Inovações e tecnologias na Cirurgia da Catarata

Índice

A cirurgia de catarata é um dos procedimentos cirúrgicos mais realizados no mundo, sendo essencial para restaurar a visão em milhões de indivíduos afetados pela opacificação do cristalino. Nos últimos anos, significativos avanços tecnológicos têm transformado a maneira como essa cirurgia é realizada, melhorando a precisão, segurança e eficácia dos resultados. 

Este texto técnico aborda as principais inovações e tecnologias emergentes na cirurgia de catarata, explorando desde técnicas minimamente invasivas até sistemas de assistência robótica.

Patogênese da catarata

A catarata é uma condição oftalmológica caracterizada pela opacificação do cristalino, a lente natural do olho, que normalmente é transparente. Isso se deve às células especializadas, com alto teor de proteínas citoplasmáticas (cristalinas), que o constituí. 

O cristalino está localizado atrás da íris e da pupila, e sua função é focar a luz que entra no olho sobre a retina, permitindo uma visão nítida. Quando o cristalino se torna opaco, a passagem da luz é impedida ou dispersa, resultando em uma visão embaçada ou distorcida.

Fonte: Schematic Diagram Of The Human Eye Horizontal Pt 

A formação da catarata envolve várias mudanças bioquímicas e estruturais no cristalino. Estas mudanças podem ser desencadeadas por uma combinação de fatores, incluindo envelhecimento, exposição à radiação ultravioleta, trauma ocular, doenças sistêmicas como diabetes, e uso prolongado de certos medicamentos, como corticosteróides.

Estrutura e função do cristalino

O cristalino é composto de células chamadas fibras do cristalino, que são ricas em proteínas cristalinas responsáveis pela sua transparência e função óptica. Estas fibras são arranjadas em camadas concêntricas, permitindo flexibilidade e capacidade de acomodação para focar em objetos a diferentes distâncias.

Bioquímica do cristalino

As proteínas cristalinas mantêm a transparência do cristalino através de uma organização precisa que evita a dispersão da luz. Com o envelhecimento e outros fatores, essas proteínas podem sofrer alterações químicas, como oxidação, glicação e desagregação, levando à formação de agregados insolúveis. Esses agregados causam a dispersão e absorção da luz, resultando na opacificação do cristalino.

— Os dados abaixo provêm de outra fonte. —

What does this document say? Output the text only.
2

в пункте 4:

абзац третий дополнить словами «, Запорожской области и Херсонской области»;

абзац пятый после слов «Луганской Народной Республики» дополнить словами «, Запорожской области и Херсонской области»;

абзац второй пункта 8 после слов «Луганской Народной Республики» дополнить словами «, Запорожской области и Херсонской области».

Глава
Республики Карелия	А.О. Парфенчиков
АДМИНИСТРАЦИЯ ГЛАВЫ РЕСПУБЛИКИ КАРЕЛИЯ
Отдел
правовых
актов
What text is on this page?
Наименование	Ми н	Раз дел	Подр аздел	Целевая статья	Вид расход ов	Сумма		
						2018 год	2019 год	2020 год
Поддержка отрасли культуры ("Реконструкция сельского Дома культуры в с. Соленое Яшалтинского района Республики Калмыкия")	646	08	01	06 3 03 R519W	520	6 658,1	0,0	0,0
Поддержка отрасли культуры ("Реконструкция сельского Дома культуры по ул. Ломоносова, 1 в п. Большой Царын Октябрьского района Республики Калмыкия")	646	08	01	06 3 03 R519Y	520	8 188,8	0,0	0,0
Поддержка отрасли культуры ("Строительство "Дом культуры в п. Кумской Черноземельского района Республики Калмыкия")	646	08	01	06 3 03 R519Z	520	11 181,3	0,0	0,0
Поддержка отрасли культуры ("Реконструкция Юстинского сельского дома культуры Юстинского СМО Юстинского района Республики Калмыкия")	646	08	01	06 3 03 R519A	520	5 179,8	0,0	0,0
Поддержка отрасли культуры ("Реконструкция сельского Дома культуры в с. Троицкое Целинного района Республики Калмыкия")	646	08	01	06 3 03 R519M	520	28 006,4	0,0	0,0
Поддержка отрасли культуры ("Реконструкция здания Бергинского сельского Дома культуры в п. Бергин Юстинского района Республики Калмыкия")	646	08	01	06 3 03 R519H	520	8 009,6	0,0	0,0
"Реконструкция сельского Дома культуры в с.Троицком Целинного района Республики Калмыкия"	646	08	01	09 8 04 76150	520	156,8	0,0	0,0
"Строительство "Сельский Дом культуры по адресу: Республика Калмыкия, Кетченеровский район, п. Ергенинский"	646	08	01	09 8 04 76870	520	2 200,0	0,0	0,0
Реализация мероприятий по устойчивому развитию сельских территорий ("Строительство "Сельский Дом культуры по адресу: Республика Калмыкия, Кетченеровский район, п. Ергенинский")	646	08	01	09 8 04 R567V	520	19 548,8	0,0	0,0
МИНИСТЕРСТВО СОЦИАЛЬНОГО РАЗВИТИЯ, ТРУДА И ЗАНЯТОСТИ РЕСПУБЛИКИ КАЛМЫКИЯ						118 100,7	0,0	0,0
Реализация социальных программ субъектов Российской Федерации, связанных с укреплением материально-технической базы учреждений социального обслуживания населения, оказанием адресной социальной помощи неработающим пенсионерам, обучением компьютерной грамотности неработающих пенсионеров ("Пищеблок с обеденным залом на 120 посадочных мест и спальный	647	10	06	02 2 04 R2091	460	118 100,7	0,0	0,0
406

Fatores de risco e etiologia

Abaixo apresentaremos os principais fatores de risco e etiologia para a catarata:

Envelhecimento

O principal fator de risco para o desenvolvimento da catarata é a idade. O envelhecimento leva a mudanças bioquímicas no cristalino, como a oxidação e a glicação de proteínas, resultando na sua opacificação.

Exposição à Radiação Ultravioleta (UV)

A exposição prolongada à luz UV pode induzir danos oxidativos ao cristalino, acelerando a formação de cataratas. A radiação UV-B (290-320 nm) é particularmente prejudicial, promovendo a formação de espécies reativas de oxigênio (EROs).

Doenças Sistêmicas

Condições como diabetes mellitus, os níveis elevados de glicose podem levar à glicação das proteínas do cristalino, formando produtos finais de glicação avançada (AGEs) que contribuem para a opacificação do cristalino.

Uso de Medicamentos

O uso prolongado de corticosteróides sistêmicos ou tópicos está associado ao desenvolvimento de catarata subcapsular posterior, uma forma específica de catarata que afeta a parte posterior do cristalino.

Este tipo de catarata é muito comum em pacientes que fazem tratamento de doenças autoimunes e doenças inflamatórias. 

Alguns estudos mostram ainda que o uso de estatinas podem influenciar no desenvolvimento da catarata. 

Trauma Ocular

Lesões oculares podem causar catarata traumática, onde o impacto físico direto ou a penetração no olho danifica a estrutura do cristalino, levando à sua opacificação.

Fatores Socioeconômicos

Baixo nível socioeconômico e limitado acesso a serviços de saúde contribuem para o diagnóstico tardio e tratamento inadequado da catarata, especialmente em populações rurais e marginalizadas.

Outros fatores

Temos ainda como fatores de risco:

  • Tabagismo
  • Consumo de álcool
  • Desnutrição
  • Inatividade física
  • Fatores genéticos
  • HIV

Epidemiologia da catarata

A catarata é uma das principais causas de cegueira evitável no Brasil, afetando uma parcela significativa da população idosa. A epidemiologia da catarata no país reflete tanto o envelhecimento populacional quanto as disparidades no acesso aos cuidados oftalmológicos.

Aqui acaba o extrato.